INRIA / scikit-learn-mooc

Machine learning in Python with scikit-learn MOOC
https://inria.github.io/scikit-learn-mooc
Creative Commons Attribution 4.0 International
1.12k stars 516 forks source link

Better terms for predictor, regressor, classifier throughout the course #352

Closed lesteve closed 3 years ago

lesteve commented 3 years ago

This is probably too much jargon, also there is a source for confusion because regressors can also mean features used in a regression (similar thing for predictors) as mentioned in the scikit-learn glossary for example: https://scikit-learn.org/stable/glossary.html#term-predictor

In statistics, "predictors" refers to features.

The terms we agreed on:

lesteve commented 3 years ago

We probably want to remove or update the corresponding entries in the glossary ...

ArturoAmorQ commented 3 years ago

We probably want to remove or update the corresponding entries in the glossary ...

Just a bit awkward that "Classifier" and "Regressor" would still be embedded in KNeighborsClassifier and DecisionTreeRegressor but I cannot find any simple work-around in this case.

lesteve commented 3 years ago

Good point we may want to keep the regressor and classifier entries in the glossary then ...

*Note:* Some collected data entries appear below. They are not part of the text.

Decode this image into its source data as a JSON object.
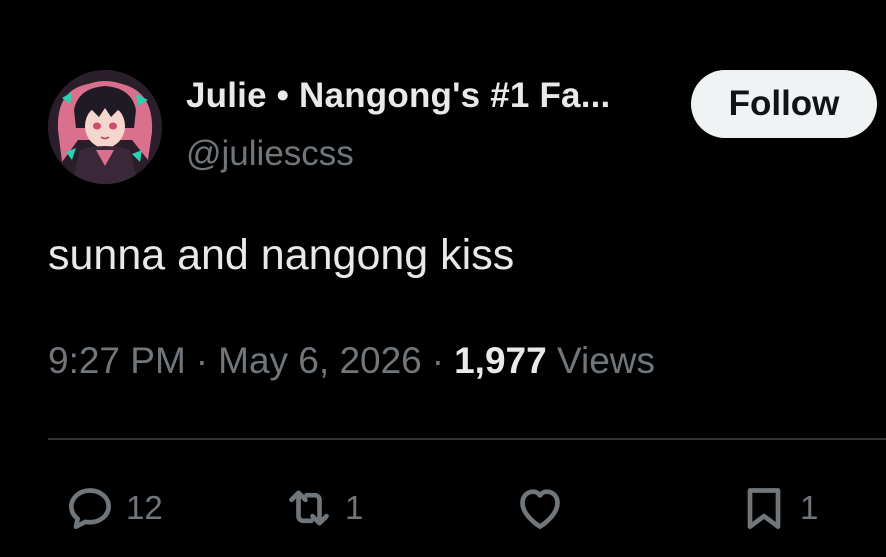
{
  "tweet": {
    "author": {
      "display_name": "Julie • Nangong's #1 Fa...",
      "handle": "@juliescss"
    },
    "follow_label": "Follow",
    "text": "sunna and nangong kiss",
    "time": "9:27 PM",
    "date": "May 6, 2026",
    "separator": "·",
    "views_count": "1,977",
    "views_label": "Views"
  },
  "actions": {
    "reply": {
      "icon": "reply-icon",
      "count": "12"
    },
    "repost": {
      "icon": "repost-icon",
      "count": "1"
    },
    "like": {
      "icon": "heart-icon",
      "count": ""
    },
    "bookmark": {
      "icon": "bookmark-icon",
      "count": "1"
    }
  },
  "colors": {
    "background": "#000000",
    "primary_text": "#e7e9ea",
    "secondary_text": "#71767b",
    "follow_button_bg": "#eff3f4",
    "divider": "#2f3336"
  }
}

Another point, probably not that important, but my feeling was also that "regressor"/"classifier" was quite often used to mean a scikit-learn object as in the glossary definition and that "regression model"/"classification model" has a more general meaning.

ArturoAmorQ commented 3 years ago

One option is to keep both terms in the glossary and add a small explanation, for instance

### regression model

A regression model is a [predictive model](#predictive model) in a [regression](#regression)
setting.

In scikit-learn, `DecisionTreeRegressor` and `Ridge` are regression model classes

### regressor

The term "regressor" is quite often used to mean a scikit-learn object implementing a [regression model] (#regression model). 

Note:  "regressors" can also mean features used in a regression 

Or even just keeping the latter definition may suffice. What do you think?

GaelVaroquaux commented 3 years ago

What do you think?

I like your suggestion above!

lesteve commented 3 years ago

The weak consensus from Tuesday meeting is that it was not worth it, too much effort for too little impact.